This is a follow up of my previous question How can I use a look after to match either a single or a double quote?. Say we have a Python file with this content:
hello.this_is("bla bla bla")
some random text
hello.this_is('hello hello') hello.this_is("bla")
hello.this_is("1hello") hello.this_is("2hello")
other stuff
I want to extract all the strings within quotes in hello.this_is(
, either single or double quotes, so my output is like:
bla bla bla
hello hello
bla
1hello
2hello
From the answers on the other question I ended up having this expression:
grep -Po '(?<=hello\.this_is\((["'\''])).*(?=\1)' file
Which works well... unless there are two matches of hello.this_is()
in the same line and using the same kind of quotes.
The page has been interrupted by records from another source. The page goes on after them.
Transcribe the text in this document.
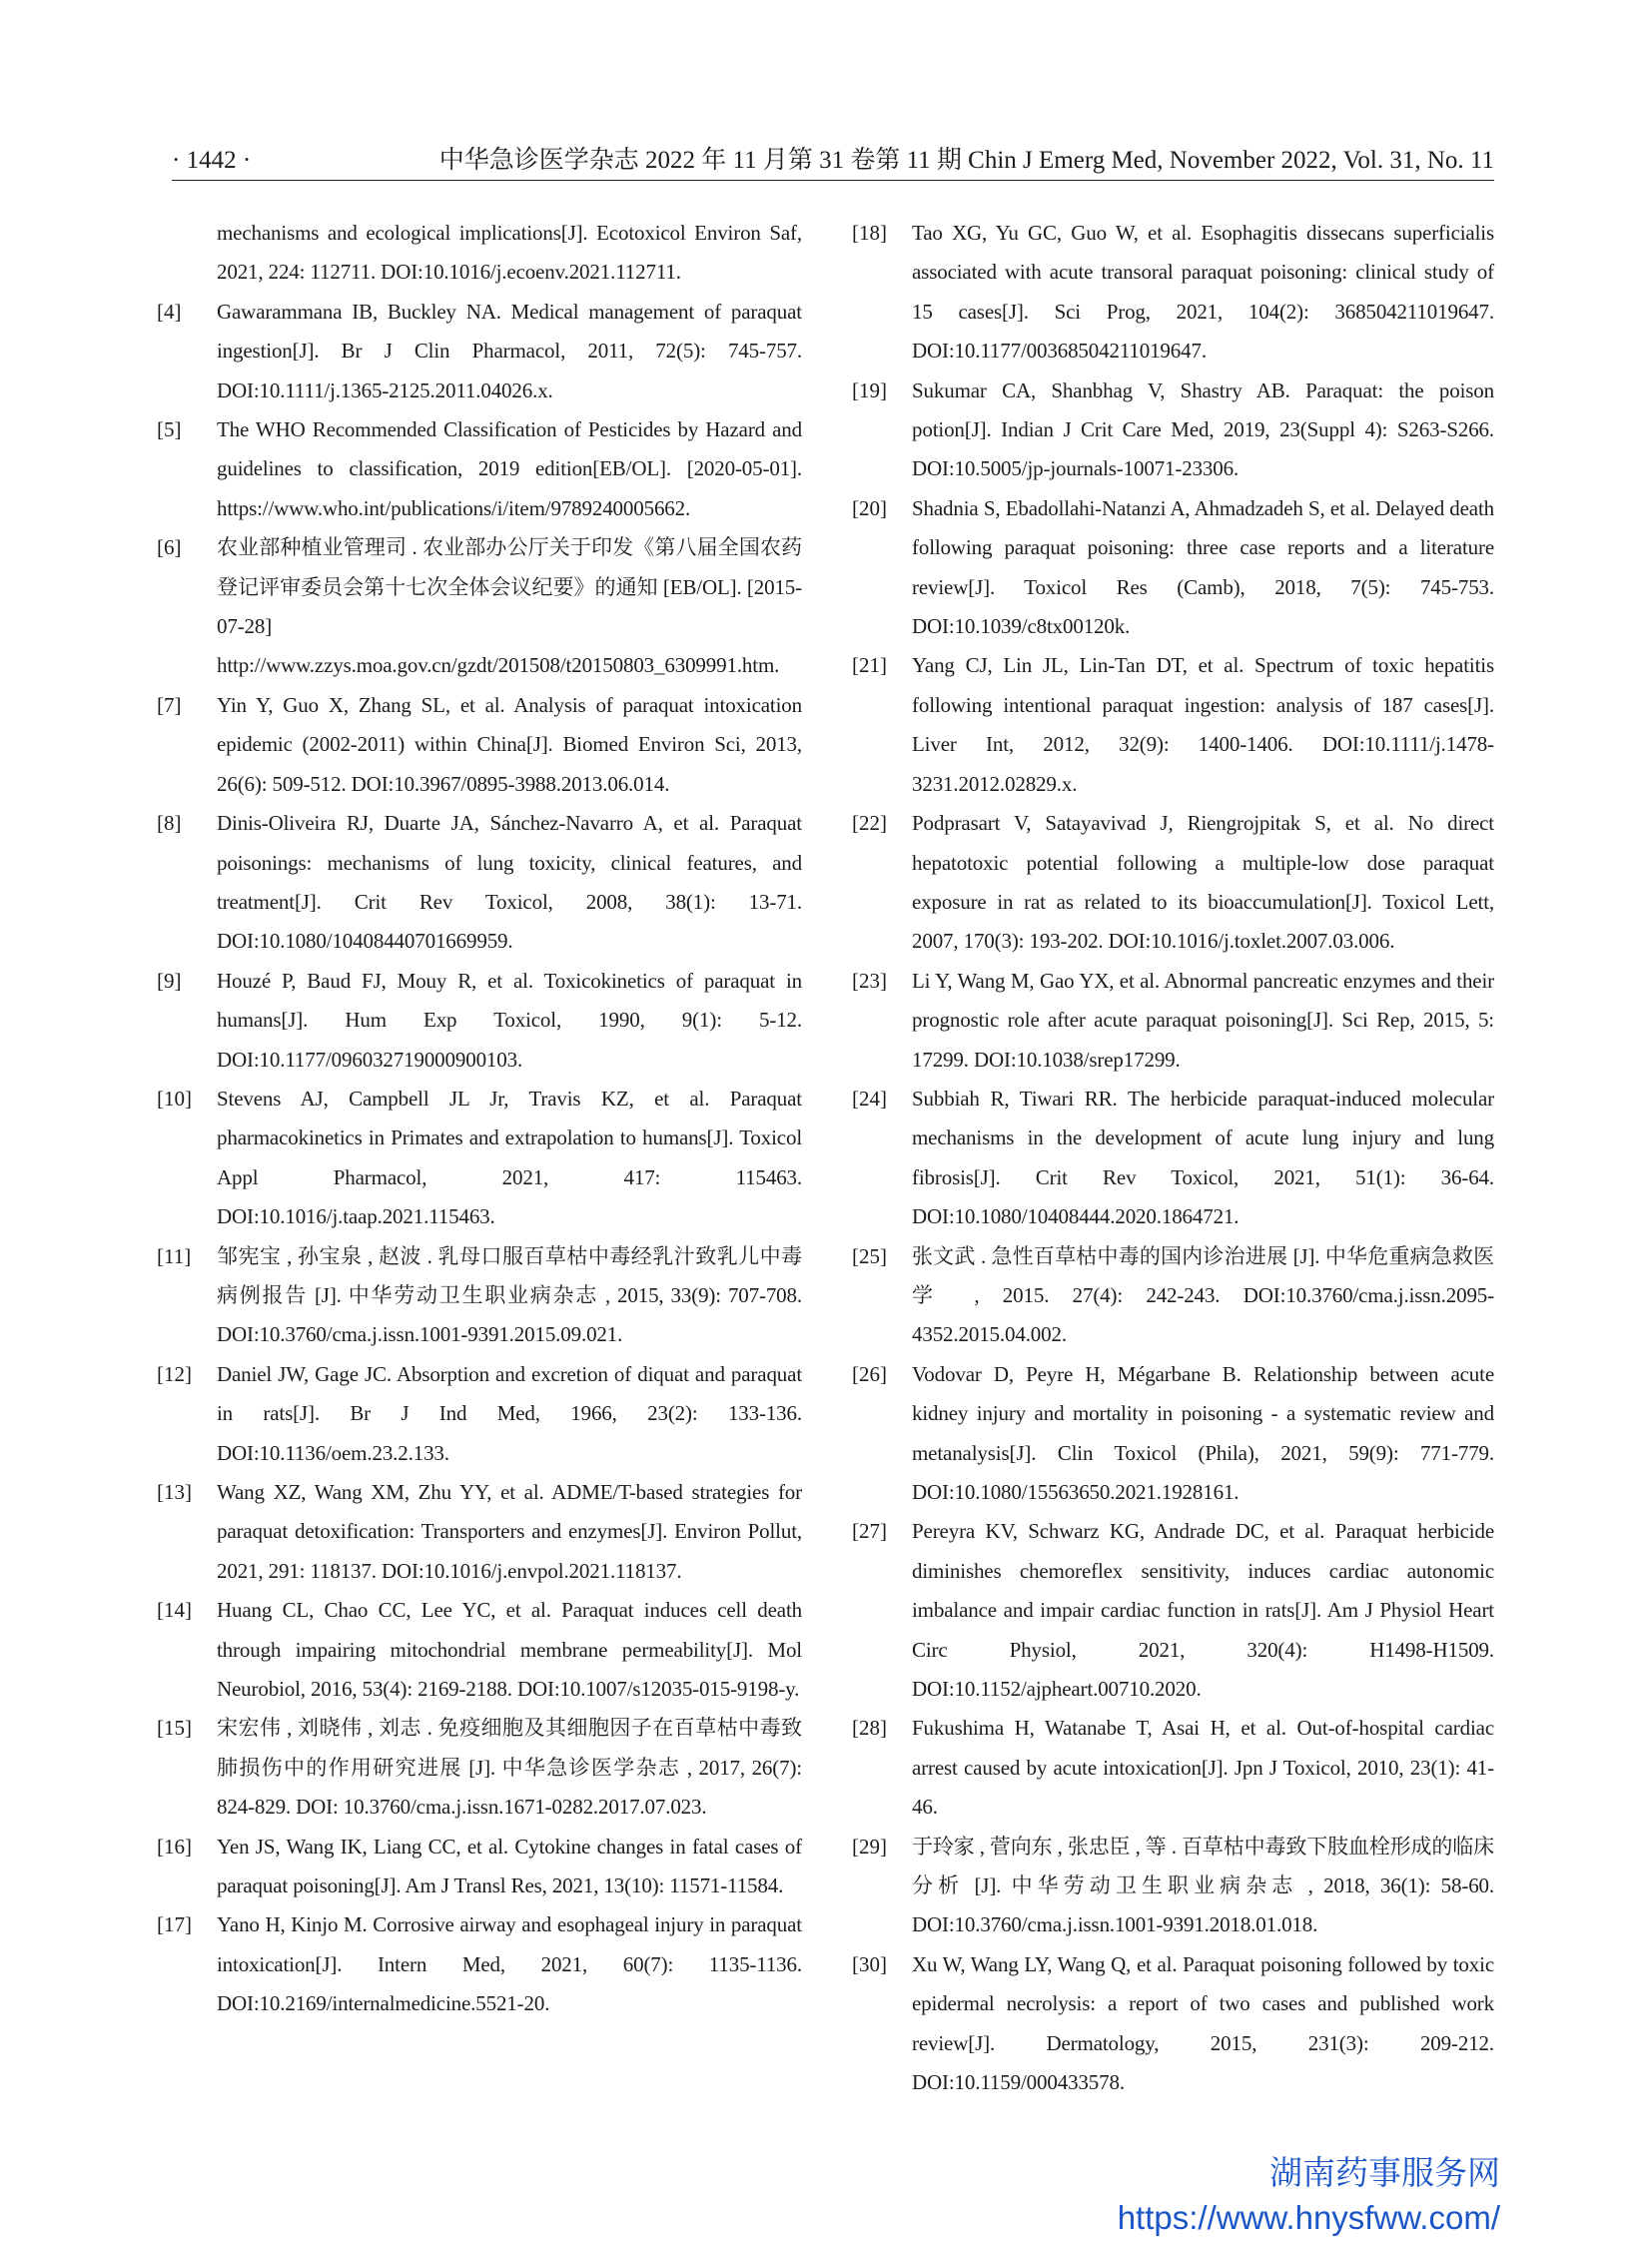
· 1442 ·	中华急诊医学杂志 2022 年 11 月第 31 卷第 11 期 Chin J Emerg Med, November 2022, Vol. 31, No. 11
mechanisms and ecological implications[J]. Ecotoxicol Environ Saf, 2021, 224: 112711. DOI:10.1016/j.ecoenv.2021.112711.
[4] Gawarammana IB, Buckley NA. Medical management of paraquat ingestion[J]. Br J Clin Pharmacol, 2011, 72(5): 745-757. DOI:10.1111/j.1365-2125.2011.04026.x.
[5] The WHO Recommended Classification of Pesticides by Hazard and guidelines to classification, 2019 edition[EB/OL]. [2020-05-01]. https://www.who.int/publications/i/item/9789240005662.
[6] 农业部种植业管理司 . 农业部办公厅关于印发《第八届全国农药登记评审委员会第十七次全体会议纪要》的通知 [EB/OL]. [2015-07-28] http://www.zzys.moa.gov.cn/gzdt/201508/t20150803_6309991.htm.
[7] Yin Y, Guo X, Zhang SL, et al. Analysis of paraquat intoxication epidemic (2002-2011) within China[J]. Biomed Environ Sci, 2013, 26(6): 509-512. DOI:10.3967/0895-3988.2013.06.014.
[8] Dinis-Oliveira RJ, Duarte JA, Sánchez-Navarro A, et al. Paraquat poisonings: mechanisms of lung toxicity, clinical features, and treatment[J]. Crit Rev Toxicol, 2008, 38(1): 13-71. DOI:10.1080/10408440701669959.
[9] Houzé P, Baud FJ, Mouy R, et al. Toxicokinetics of paraquat in humans[J]. Hum Exp Toxicol, 1990, 9(1): 5-12. DOI:10.1177/096032719000900103.
[10] Stevens AJ, Campbell JL Jr, Travis KZ, et al. Paraquat pharmacokinetics in Primates and extrapolation to humans[J]. Toxicol Appl Pharmacol, 2021, 417: 115463. DOI:10.1016/j.taap.2021.115463.
[11] 邹宪宝 , 孙宝泉 , 赵波 . 乳母口服百草枯中毒经乳汁致乳儿中毒病例报告 [J]. 中华劳动卫生职业病杂志 , 2015, 33(9): 707-708. DOI:10.3760/cma.j.issn.1001-9391.2015.09.021.
[12] Daniel JW, Gage JC. Absorption and excretion of diquat and paraquat in rats[J]. Br J Ind Med, 1966, 23(2): 133-136. DOI:10.1136/oem.23.2.133.
[13] Wang XZ, Wang XM, Zhu YY, et al. ADME/T-based strategies for paraquat detoxification: Transporters and enzymes[J]. Environ Pollut, 2021, 291: 118137. DOI:10.1016/j.envpol.2021.118137.
[14] Huang CL, Chao CC, Lee YC, et al. Paraquat induces cell death through impairing mitochondrial membrane permeability[J]. Mol Neurobiol, 2016, 53(4): 2169-2188. DOI:10.1007/s12035-015-9198-y.
[15] 宋宏伟 , 刘晓伟 , 刘志 . 免疫细胞及其细胞因子在百草枯中毒致肺损伤中的作用研究进展 [J]. 中华急诊医学杂志 , 2017, 26(7): 824-829. DOI: 10.3760/cma.j.issn.1671-0282.2017.07.023.
[16] Yen JS, Wang IK, Liang CC, et al. Cytokine changes in fatal cases of paraquat poisoning[J]. Am J Transl Res, 2021, 13(10): 11571-11584.
[17] Yano H, Kinjo M. Corrosive airway and esophageal injury in paraquat intoxication[J]. Intern Med, 2021, 60(7): 1135-1136. DOI:10.2169/internalmedicine.5521-20.
[18] Tao XG, Yu GC, Guo W, et al. Esophagitis dissecans superficialis associated with acute transoral paraquat poisoning: clinical study of 15 cases[J]. Sci Prog, 2021, 104(2): 368504211019647. DOI:10.1177/00368504211019647.
[19] Sukumar CA, Shanbhag V, Shastry AB. Paraquat: the poison potion[J]. Indian J Crit Care Med, 2019, 23(Suppl 4): S263-S266. DOI:10.5005/jp-journals-10071-23306.
[20] Shadnia S, Ebadollahi-Natanzi A, Ahmadzadeh S, et al. Delayed death following paraquat poisoning: three case reports and a literature review[J]. Toxicol Res (Camb), 2018, 7(5): 745-753. DOI:10.1039/c8tx00120k.
[21] Yang CJ, Lin JL, Lin-Tan DT, et al. Spectrum of toxic hepatitis following intentional paraquat ingestion: analysis of 187 cases[J]. Liver Int, 2012, 32(9): 1400-1406. DOI:10.1111/j.1478-3231.2012.02829.x.
[22] Podprasart V, Satayavivad J, Riengrojpitak S, et al. No direct hepatotoxic potential following a multiple-low dose paraquat exposure in rat as related to its bioaccumulation[J]. Toxicol Lett, 2007, 170(3): 193-202. DOI:10.1016/j.toxlet.2007.03.006.
[23] Li Y, Wang M, Gao YX, et al. Abnormal pancreatic enzymes and their prognostic role after acute paraquat poisoning[J]. Sci Rep, 2015, 5: 17299. DOI:10.1038/srep17299.
[24] Subbiah R, Tiwari RR. The herbicide paraquat-induced molecular mechanisms in the development of acute lung injury and lung fibrosis[J]. Crit Rev Toxicol, 2021, 51(1): 36-64. DOI:10.1080/10408444.2020.1864721.
[25] 张文武 . 急性百草枯中毒的国内诊治进展 [J]. 中华危重病急救医学 , 2015. 27(4): 242-243. DOI:10.3760/cma.j.issn.2095-4352.2015.04.002.
[26] Vodovar D, Peyre H, Mégarbane B. Relationship between acute kidney injury and mortality in poisoning - a systematic review and metanalysis[J]. Clin Toxicol (Phila), 2021, 59(9): 771-779. DOI:10.1080/15563650.2021.1928161.
[27] Pereyra KV, Schwarz KG, Andrade DC, et al. Paraquat herbicide diminishes chemoreflex sensitivity, induces cardiac autonomic imbalance and impair cardiac function in rats[J]. Am J Physiol Heart Circ Physiol, 2021, 320(4): H1498-H1509. DOI:10.1152/ajpheart.00710.2020.
[28] Fukushima H, Watanabe T, Asai H, et al. Out-of-hospital cardiac arrest caused by acute intoxication[J]. Jpn J Toxicol, 2010, 23(1): 41-46.
[29] 于玲家 , 菅向东 , 张忠臣 , 等 . 百草枯中毒致下肢血栓形成的临床分析 [J]. 中华劳动卫生职业病杂志 , 2018, 36(1): 58-60. DOI:10.3760/cma.j.issn.1001-9391.2018.01.018.
[30] Xu W, Wang LY, Wang Q, et al. Paraquat poisoning followed by toxic epidermal necrolysis: a report of two cases and published work review[J]. Dermatology, 2015, 231(3): 209-212. DOI:10.1159/000433578.
湖南药事服务网
https://www.hnysfww.com/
In that case, the output is like:
bla bla bla
hello hello
bla
1hello") hello.this_is("2hello # this is wrong
That is, the .*(?=\1)
is a greedy match, so it matches until the last occurrence of the captured group happens again, instead of matching two different patterns.
How can I change the regex in Grep so that it matches everything up to the next captured group in a non greedy way?
To have a very simplified example, it would be like if we want to get all the numbers between the "hello" text in "hello23hello24hello25". Ideally you would get "23" and "24", but instead I get:
$ grep -Po '(?<=(hello)).+(?=\1)' <<< "hello23hello24hello25"
23hello24
Using a more representative example, let's say we use the capture group to match either "hello" or "hillo" in this example:
$ grep -Po '(?<=(hello|hillo)).+(?=\1)' <<< "hello23hello24hello25hillo26hillo27"
23hello24
26
While the desired output would be "23", "24", "26".
I was thinking of replacing the .+
pattern with something like [^\1]+
so it matches everything but the captured group... but it does not work.